CSLLEA and LEMAS are both primary data collections under the Law Enforcement Core Statistics (LECS) Program.
One difference between a sheriff's office and police department is the jurisdiction that each type of agency covers. While both sheriffs' offices and police departments are law enforcement agencies, sheriffs' offices have countywide jurisdiction and police departments' authority is limited to specific cities, municipalities, towns, or villages. In addition, sheriffs' offices are generally empowered by the state to serve counties and independent cities, while police departments are established under municipal regulations. The head of a sheriff's office is a sheriff who is usually an elected official. The head of a police department is usually the chief, who is typically appointed by a government entity, such as mayor, city manager, or a commissioner.

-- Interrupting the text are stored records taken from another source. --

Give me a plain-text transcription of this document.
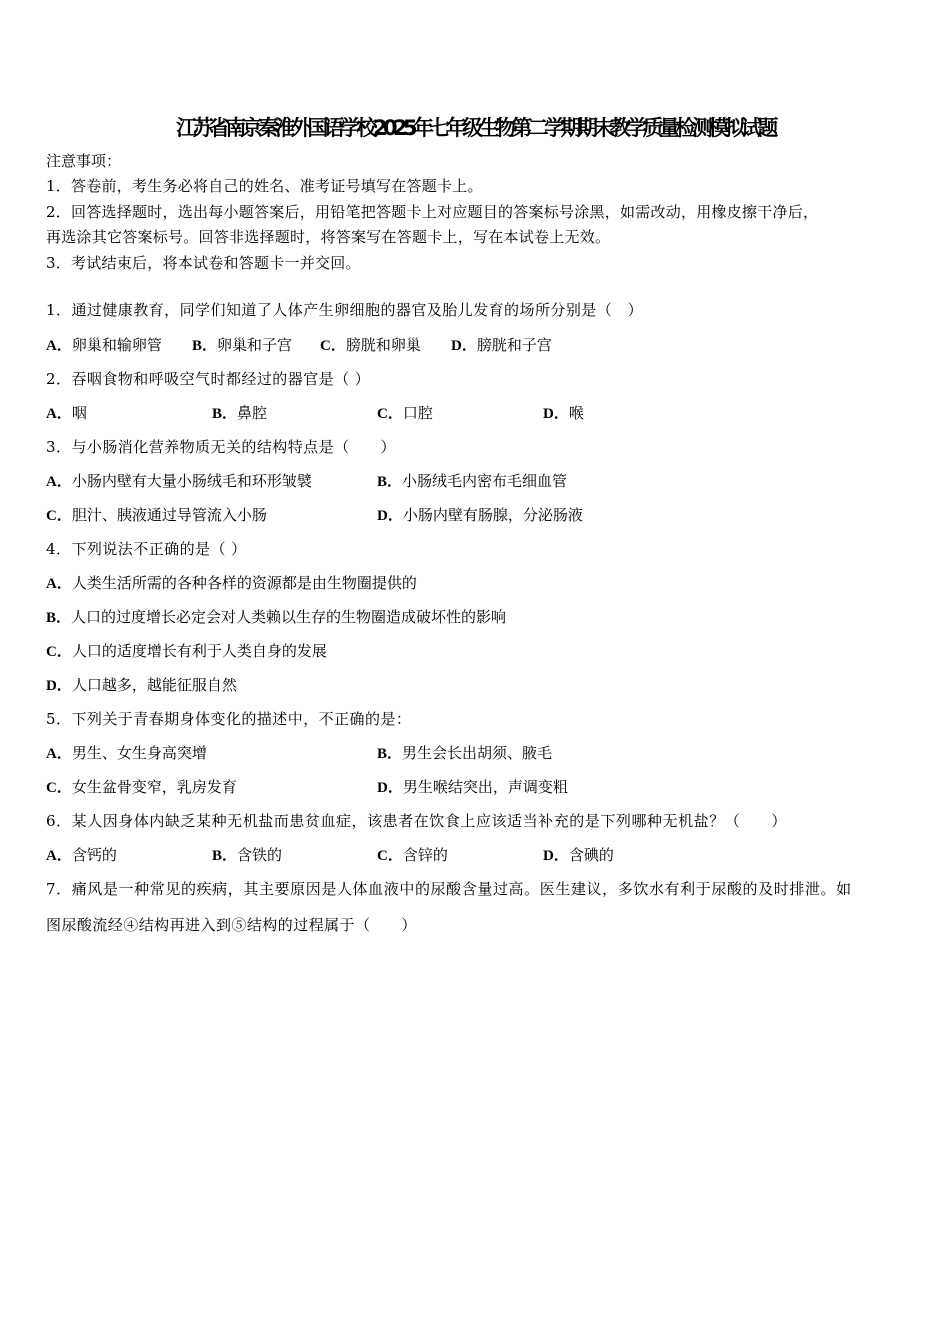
江苏省南京秦淮外国语学校2025年七年级生物第二学期期末教学质量检测模拟试题
注意事项：
1．答卷前，考生务必将自己的姓名、准考证号填写在答题卡上。
2．回答选择题时，选出每小题答案后，用铅笔把答题卡上对应题目的答案标号涂黑，如需改动，用橡皮擦干净后，
再选涂其它答案标号。回答非选择题时，将答案写在答题卡上，写在本试卷上无效。
3．考试结束后，将本试卷和答题卡一并交回。
1．通过健康教育，同学们知道了人体产生卵细胞的器官及胎儿发育的场所分别是（　）
A．卵巢和输卵管 B．卵巢和子宫 C．膀胱和卵巢 D．膀胱和子宫
2．吞咽食物和呼吸空气时都经过的器官是（ ）
A．咽	B．鼻腔	C．口腔	D．喉
3．与小肠消化营养物质无关的结构特点是（　　）
A．小肠内壁有大量小肠绒毛和环形皱襞	B．小肠绒毛内密布毛细血管
C．胆汁、胰液通过导管流入小肠	D．小肠内壁有肠腺，分泌肠液
4．下列说法不正确的是（ ）
A．人类生活所需的各种各样的资源都是由生物圈提供的
B．人口的过度增长必定会对人类赖以生存的生物圈造成破坏性的影响
C．人口的适度增长有利于人类自身的发展
D．人口越多，越能征服自然
5．下列关于青春期身体变化的描述中，不正确的是：
A．男生、女生身高突增	B．男生会长出胡须、腋毛
C．女生盆骨变窄，乳房发育	D．男生喉结突出，声调变粗
6．某人因身体内缺乏某种无机盐而患贫血症，该患者在饮食上应该适当补充的是下列哪种无机盐？（　　）
A．含钙的	B．含铁的	C．含锌的	D．含碘的
7．痛风是一种常见的疾病，其主要原因是人体血液中的尿酸含量过高。医生建议，多饮水有利于尿酸的及时排泄。如
图尿酸流经④结构再进入到⑤结构的过程属于（　　）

In 2020, about 14% of full-time sworn officers employed by local police departments and sheriffs’ offices were female. As of 2020, 4% of local police chiefs and 1% of sheriffs were female. About 9% of intermediate supervisors (those between chiefs and sergeants or first-line supervisors) in local police departments and 10% in sheriffs’ offices were female. About 10% of first-line supervisors (sergeants) in local police departments and 12% in sheriffs’ offices were female.
According to the 2020 BJS Law Enforcement and Management Administrative Statistics (LEMAS) survey, departments serving 100,000 to 249,999 and 50,000 to 99,999 residents had the lowest average ratio (1.6 officers per 1,000 residents). Departments serving populations of 1 million or more had 3.0 officers per 1,000 residents.